Intel did go through a phase where it was going to market Larrabee for the mainstream graphics market. Then again, it went from max performance to mainstream to max to power efficient to cancelled through its years of delays.
There are aspects of Larrabee that are in the same vein as Cell. The most obvious graphics-specific parts of Larrabee were isolated in the TMU blocks. Aside from some number of graphics-related instructions for the x86 cores themselves, Larrabee was a data-parallel and throughput-oriented design.
It had a more straightforward instruction cache and relied on the traditional coherent memory space model.
Cell or SPUs took pretty extreme design choices. Intel could have pulled out something more convenient to use (while sacrificing some perf per mm2). From a non techincal POV Intel and IBM doesn't have the same markets. Intel CPUs are used for plenty of things I believe quiet of these markets would have benefited from the extra juice provided by some vector processors (not Larrabee 1 cores). There is room for balancing too, Intel may not have chosen a 1/8 ratio between CPUs and VPUs. But from my POV the main thing is still volume, if Intel say along with nehalem release announced that every one of their processors were to include some VPU cores the impact would have been on another scale than IBM launching the Cell. Software developers would have not passed on it.
Larrabee was a huge chip, cost-wise it would have been a non-starter. Outside of graphics, Larrabee would have had problems establishing itself. It would have been unable to run most software made since the introduction of the Pentium, and even if it could it would have run all existing software terribly.
I don't agree as I believe Intel had a shot to include some VPU in its CPUs, they could have passed on "fusion" chips and be on the market earlier. My belief is that it make more sense for most consumers to by dual backed by some vectors processors than quad cores, even for gamers Intel market share would have ensure that devs would have used these new resources.
Intel did go through a phase where it was going to market Larrabee for the mainstream graphics market. Then again, it went from max performance to mainstream to max to power efficient to cancelled through its years of delays.
I agree with that, that's why it could have been an option to design vector processors from scratch.
Cell or SPUs took pretty extreme design choices. Intel could have pulled out something more convenient to use (while sacrificing some perf per mm2).
Well I would not give to the Cell the paternity of ring bus.
Anyway it's a bit late now, on the X86 market on insulation they could still do the move but now the mobility market is big, language like OpenCL are available on many systems, it makes sense for developers to consider it.
A better CPU would have helped that sure. Actually given usage done of Altivex unit (you gave info recently) I would go for an pretty narrow OoO PPC core with SMT without SIMD.
Not saying this is all they need to improve Cell. In its current form, it's difficult to go far.

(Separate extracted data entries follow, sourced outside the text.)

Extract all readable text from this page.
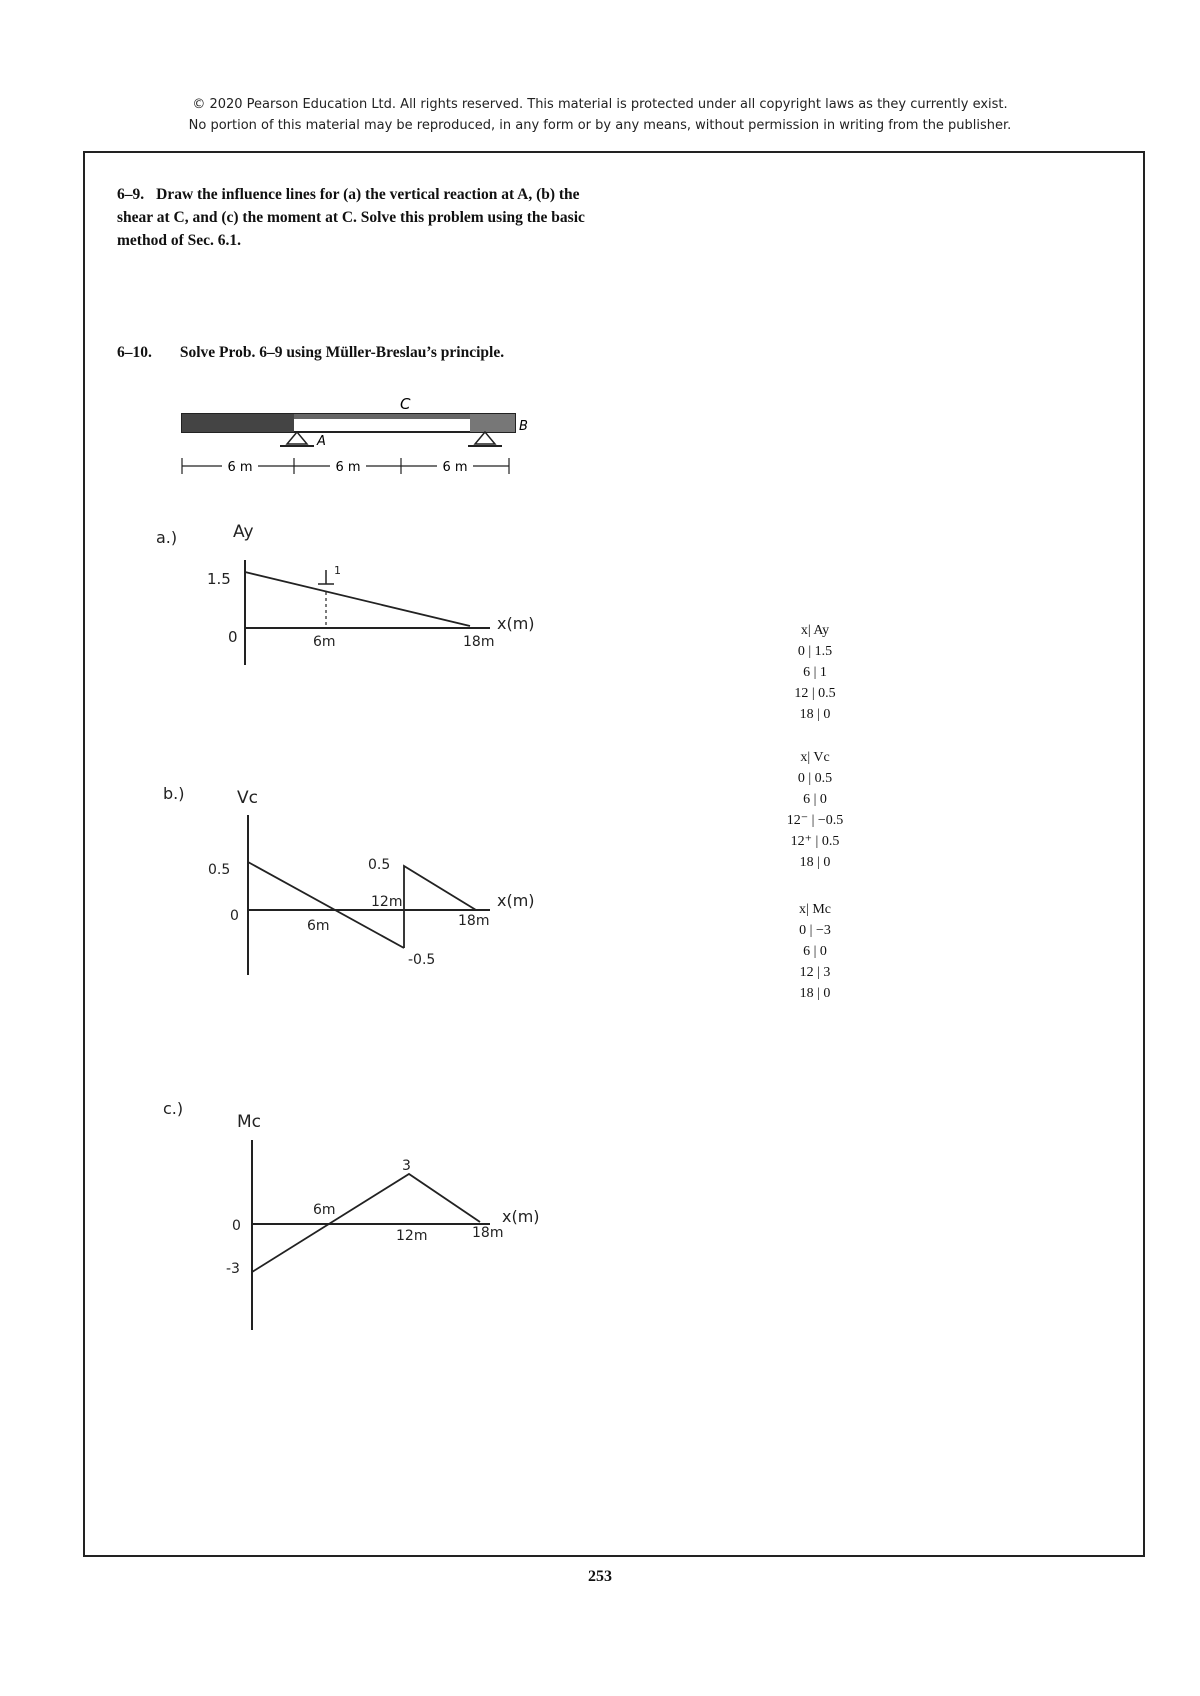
© 2020 Pearson Education Ltd. All rights reserved. This material is protected under all copyright laws as they currently exist.
No portion of this material may be reproduced, in any form or by any means, without permission in writing from the publisher.
6–9. Draw the influence lines for (a) the vertical reaction at A, (b) the shear at C, and (c) the moment at C. Solve this problem using the basic method of Sec. 6.1.
6–10. Solve Prob. 6–9 using Müller-Breslau’s principle.
C
A
B
6 m	6 m	6 m
a.)	Ay
1
1.5
0	6m	18m
x(m)
b.)	Vc
0.5
0
6m
12m
18m
0.5
-0.5
x(m)
c.)
Mc
0
-3
6m
12m	18m
3
x(m)
x| Ay
0 | 1.5
6 | 1
12 | 0.5
18 | 0
x| Vc
0 | 0.5
6 | 0
12⁻ | −0.5
12⁺ | 0.5
18 | 0
x| Mc
0 | −3
6 | 0
12 | 3
18 | 0
253
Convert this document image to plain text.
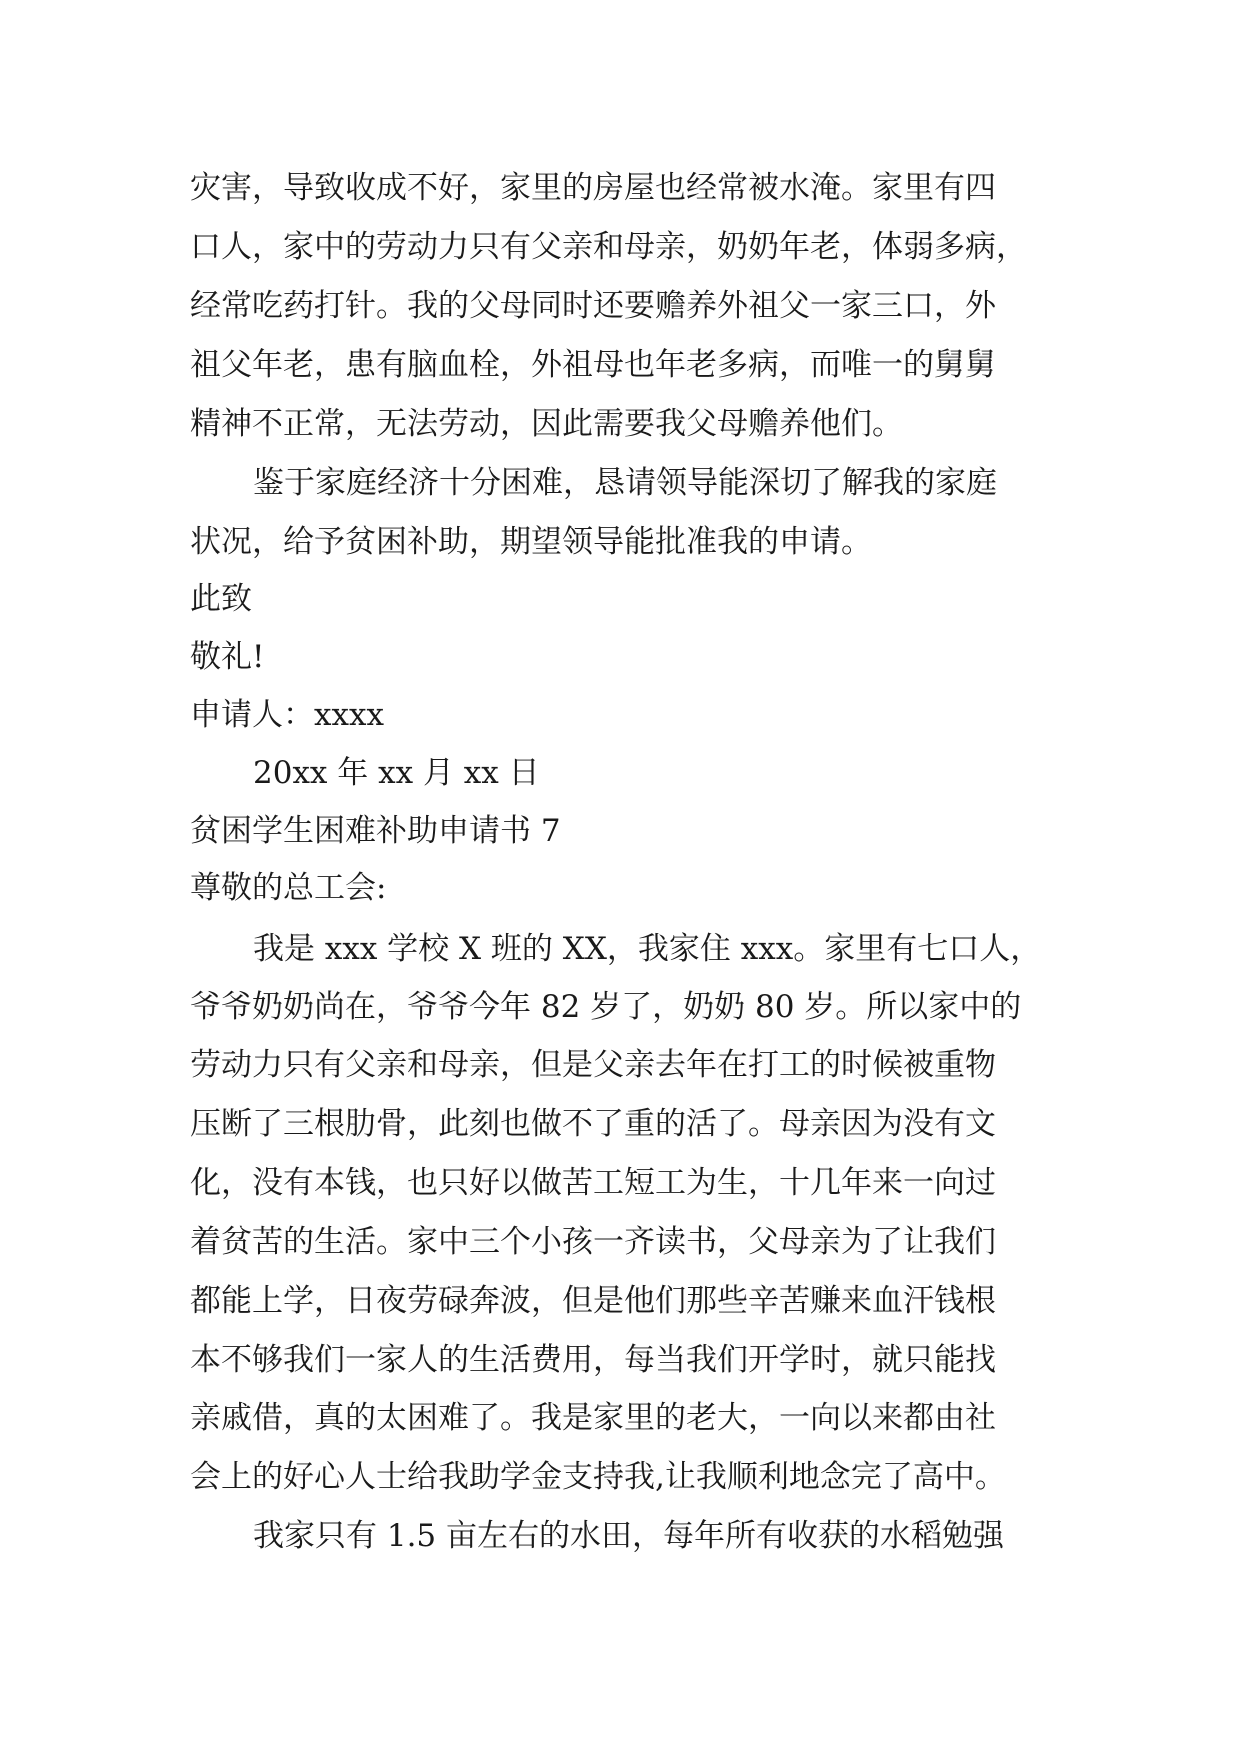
灾害，导致收成不好，家里的房屋也经常被水淹。家里有四

口人，家中的劳动力只有父亲和母亲，奶奶年老，体弱多病，

经常吃药打针。我的父母同时还要赡养外祖父一家三口，外

祖父年老，患有脑血栓，外祖母也年老多病，而唯一的舅舅

精神不正常，无法劳动，因此需要我父母赡养他们。

鉴于家庭经济十分困难，恳请领导能深切了解我的家庭

状况，给予贫困补助，期望领导能批准我的申请。

此致

敬礼!

申请人：xxxx

20xx 年 xx 月 xx 日

贫困学生困难补助申请书 7

尊敬的总工会:

我是 xxx 学校 X 班的 XX，我家住 xxx。家里有七口人，

爷爷奶奶尚在，爷爷今年 82 岁了，奶奶 80 岁。所以家中的

劳动力只有父亲和母亲，但是父亲去年在打工的时候被重物

压断了三根肋骨，此刻也做不了重的活了。母亲因为没有文

化，没有本钱，也只好以做苦工短工为生，十几年来一向过

着贫苦的生活。家中三个小孩一齐读书，父母亲为了让我们

都能上学，日夜劳碌奔波，但是他们那些辛苦赚来血汗钱根

本不够我们一家人的生活费用，每当我们开学时，就只能找

亲戚借，真的太困难了。我是家里的老大，一向以来都由社

会上的好心人士给我助学金支持我,让我顺利地念完了高中。

我家只有 1.5 亩左右的水田，每年所有收获的水稻勉强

Actually I'm not sure the whole concept of SPUs is valid, Spus does nothing to hide latency actually it relies on low latency LS access and double buffering / coders taking care to properly feed them. It offers impressive perfs per Watts and mm² but if adoption of the tech is any clue it's to much of a bother.
To bring it further it would need a completely shift in design philosophy.
If I were trying to picture what Intel could have push instead of larrabbe (and not for the same use by the way), I think of narrow vector processors (4 wide like SPUs handlling DP as the "Cell v.2") supporting a cheap form of multihtreading (barrel, or round robin), may be supporting so cheap form of OoO, good prefetching capability ,offering a coherent memory space, weid cache hierarchy L0 data cache, L1 cI$ and D$, no "L2", a dedicated part of the L3 (like in INtel SnB). Something dedicated to short vectors and data manipulation able on its own to hide wuiet some latency.